賢治は天性の詩人なのでしょうが、生き方も詩も、豊かな「引き算」の人だったのですね。

ええなあ~~。

 KUONさん、こんにちは(^o^)
 「永訣の朝」は、高校の現代文の教科書に、定番中の定番で載っています。目安として、50分×2回で学習するようにと言われていますが、私はそれを守れたことが一度もありません(笑) 「ごめんね~」と生徒たちに言いながら、自己満足に語ってしまいます。でも、1年間のふりかえりには、「賢治さんの授業がいちばん印象的でした」「楽しかったです」などと書いてくれる生徒たちが結構多く、なので調子に乗ってまた次の年も語りまくってしまうのでした。
 「注文の多い料理店」の序が好きです。「わたしたちは、氷砂糖をほしいくらいもたないでも、きれいにすきとおった風をたべ、桃(もも)いろのうつくしい朝の日光をのむことができます。
 またわたくしは、はたけや森の中で、ひどいぼろぼろのきものが、いちばんすばらしいびろうどや羅紗や、宝石いりのきものに、かわっているのをたびたび見ました。
 わたくしは、そういうきれいなたべものやきものをすきです。
 これらのわたくしのおはなしは、みんな林や野はらや鉄道線路やらで、虹や月あかりからもらってきたのです。
 ほんとうに、かしわばやしの青い夕方を、ひとりで通りかかったり、十一月の山の風のなかに、ふるえながら立ったりしますと、もうどうしてもこんな気がしてしかたないのです。ほんとうにもう、どうしてもこんなことがあるようでしかたないということを、わたくしはそのとおり書いたまでです。
 ですから、これらのなかには、あなたのためになるところもあるでしょうし、ただそれっきりのところもあるでしょうが、わたくしには、そのみわけがよくつきません。なんのことだか、わけのわからないところもあるでしょうが、そんなところは、わたくしにもまた、わけがわからないのです。
 けれども、わたくしは、これらのちいさなものがたりの幾きれかが、おしまい、あなたのすきとおったほんとうのたべものになることを、どんなにねがうかわかりません。
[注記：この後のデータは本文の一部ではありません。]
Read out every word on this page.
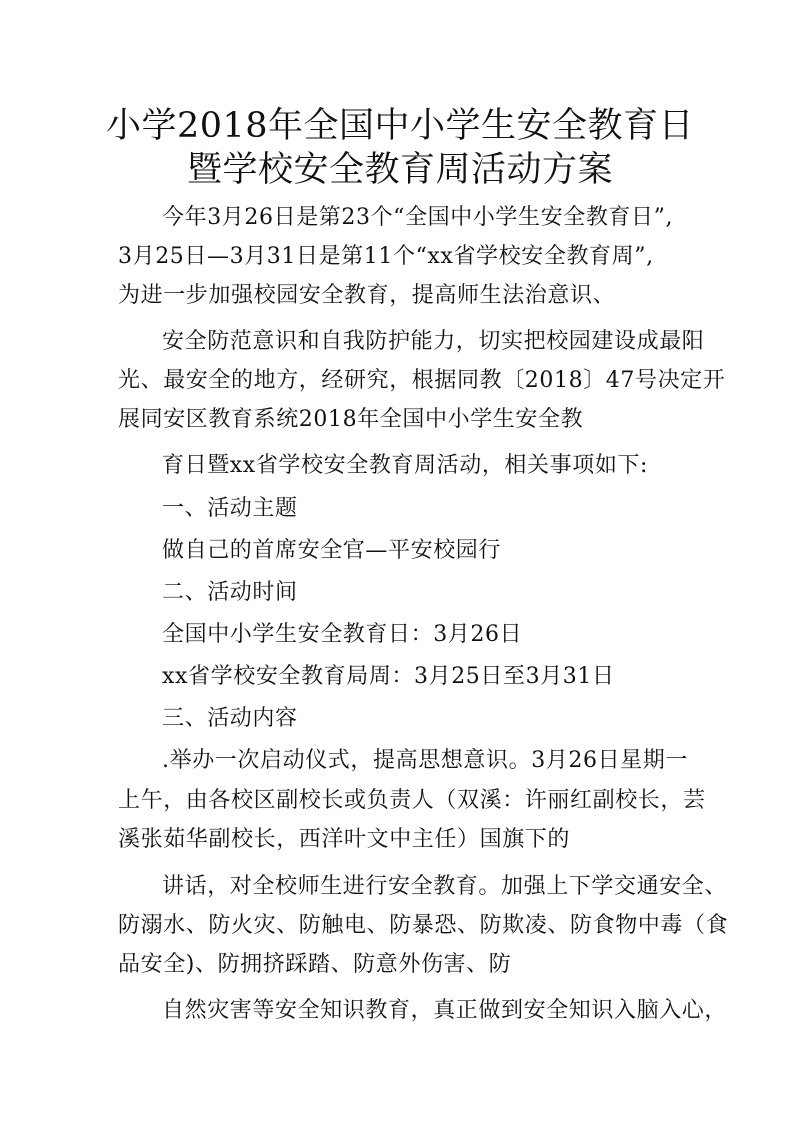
小学2018年全国中小学生安全教育日
暨学校安全教育周活动方案

今年3月26日是第23个“全国中小学生安全教育日”,

3月25日—3月31日是第11个“xx省学校安全教育周”,

为进一步加强校园安全教育，提高师生法治意识、

安全防范意识和自我防护能力，切实把校园建设成最阳

光、最安全的地方，经研究，根据同教〔2018〕47号决定开

展同安区教育系统2018年全国中小学生安全教

育日暨xx省学校安全教育周活动，相关事项如下:

一、活动主题

做自己的首席安全官—平安校园行

二、活动时间

全国中小学生安全教育日：3月26日

xx省学校安全教育局周：3月25日至3月31日

三、活动内容

.举办一次启动仪式，提高思想意识。3月26日星期一

上午，由各校区副校长或负责人（双溪：许丽红副校长，芸

溪张茹华副校长，西洋叶文中主任）国旗下的

讲话，对全校师生进行安全教育。加强上下学交通安全、

防溺水、防火灾、防触电、防暴恐、防欺凌、防食物中毒（食

品安全)、防拥挤踩踏、防意外伤害、防

自然灾害等安全知识教育，真正做到安全知识入脑入心，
」
 「すきとおったほんとうのたべもの」。「永訣の朝」でも同じようにフレーズが出てきますし、「銀河鉄道の夜」では、ジョバンニが「ほんとうのさいわい」「ほんとうのいいこと」を探しながら旅をしますよね。賢治さんは純粋で、まっすぐで、そして完璧主義だったんだなあと思います。
 100年以上前の、東北の田舎町の男性が描いた、「銀河鉄道の夜」なんていうおしゃれでロマンチックな(本当はそれだけではないにしろ)物語の世界。心が震えます。逢ってみたかった。逢いたい。
 ごめんなさい。賢治さんの話すると止まらなくなります。

えむな さん。

コメントを読んで、山猫軒の話を全部、読みに行ってしまいました。

独特の言葉。世界。何とも言えません。私は宮澤賢治は、おかしな通り方をしまして。

母が留守がちでしたので、お母さんが追い出されて追い出したおばあちゃまは「うちは士族」が口癖のしっかり者で、そこで三人兄弟の中で疎まれてノイローゼみたいになっていた娘さんが、私の母に編み物を習いに来ていて、時々震えがとまらず、泊めてあげたり・・・まあ、そんなことがあって。その娘さんは、宮澤賢治を「偽善者」だと言い放って。私は小学生。え、そうなの?と。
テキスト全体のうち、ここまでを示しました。